Anyway, back to Mrs T.  What she presided over was a wholesale abandonment of the idea of “society”, in fact she said there was no such thing.  She sold us the idea that we would all be better off if we put ourselves first.  She took us, conveniently, to war in the Falklands; she cosied us up to Raygun Ronnie when he showed her the size of his cruise missile(s).  She emasculated the historic, honourable, trade union movement (leaving care of the weak and vulnerable to charities), destroyed our coal and steel industry, in the process disembowelling whole communities and consigning generations to unemployemt, and the even more cancerous poverty of hopelessness.  She gave us the conditions where the only ambition of a generation is “to be famous”.
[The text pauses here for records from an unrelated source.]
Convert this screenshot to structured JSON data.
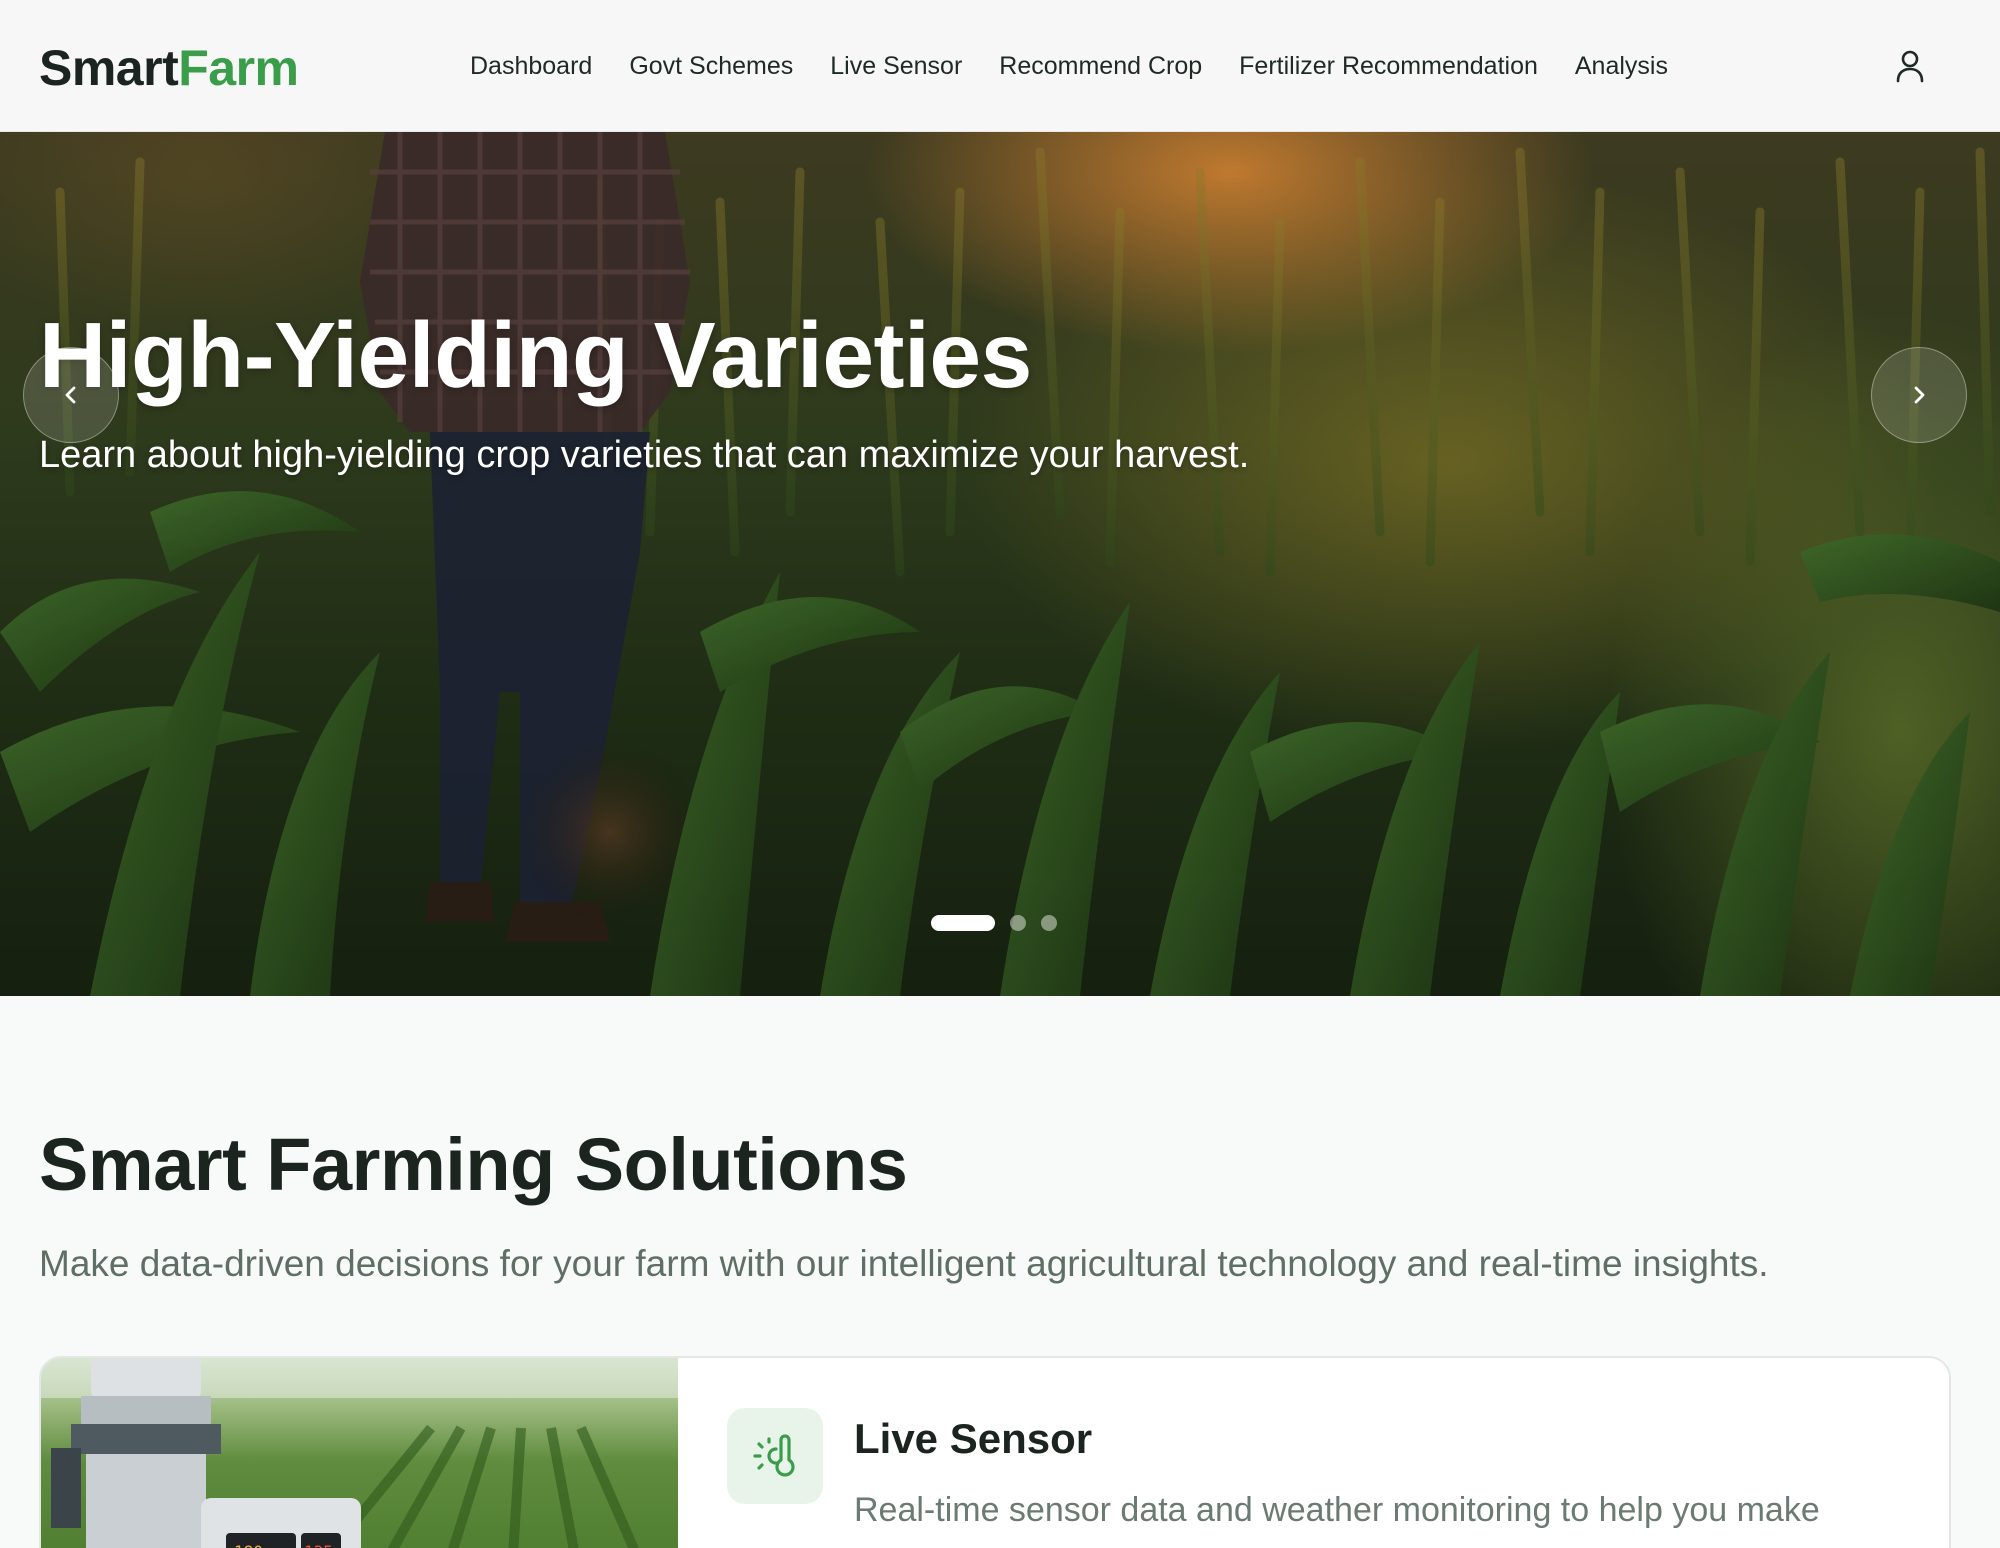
{
  "brand": {
    "part1": "Smart",
    "part2": "Farm"
  },
  "nav": {
    "links": [
      "Dashboard",
      "Govt Schemes",
      "Live Sensor",
      "Recommend Crop",
      "Fertilizer Recommendation",
      "Analysis"
    ],
    "user_icon": "user-icon"
  },
  "hero": {
    "title": "High-Yielding Varieties",
    "subtitle": "Learn about high-yielding crop varieties that can maximize your harvest.",
    "prev_icon": "chevron-left-icon",
    "next_icon": "chevron-right-icon",
    "slide_count": 3,
    "active_slide": 1
  },
  "solutions": {
    "title": "Smart Farming Solutions",
    "subtitle": "Make data-driven decisions for your farm with our intelligent agricultural technology and real-time insights.",
    "cards": [
      {
        "title": "Live Sensor",
        "description": "Real-time sensor data and weather monitoring to help you make informed farming decisions.",
        "icon": "thermometer-sun-icon"
      }
    ]
  },
  "colors": {
    "brand_green": "#3a9d4a",
    "text_dark": "#1c2420",
    "text_muted": "#5f6f66",
    "icon_bg": "#e8f4ea"
  }
}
One good thing she did was turn Scotland into a Conservative free zone.  It may be that an unintended part of her legacy is an Independent Scotland, but it would be a mistake to think Scotland is, or the rest of the UK will ever be, really Tory-free.  My dear old Ma would say “Scratch a Liberal and you’ll find a Tory underneath”; these days it’s hard to tell the difference between the parties as they fight over the so-called centre ground trying to out-tory each other.  I for one am glad to see the back of her but I’m happy to extend condolences to her family in the loss of their mother.  That’s the limit of my compassion, and as for a triumphal funeral procession through London – round Canary Wharf might have been more appropriate.

When Her Majesty’s Nuclear penis, HMS Conqueror, sank the Argentine cruiser Belgrano in the Falklands war, The Sun newspaper had the headline “Gotcha!”  Vile and tasteless as it was in that context I can’t think of a more fitting headline for this week’s Socialist Worker, or Daily Star.  ‘Gotcha’!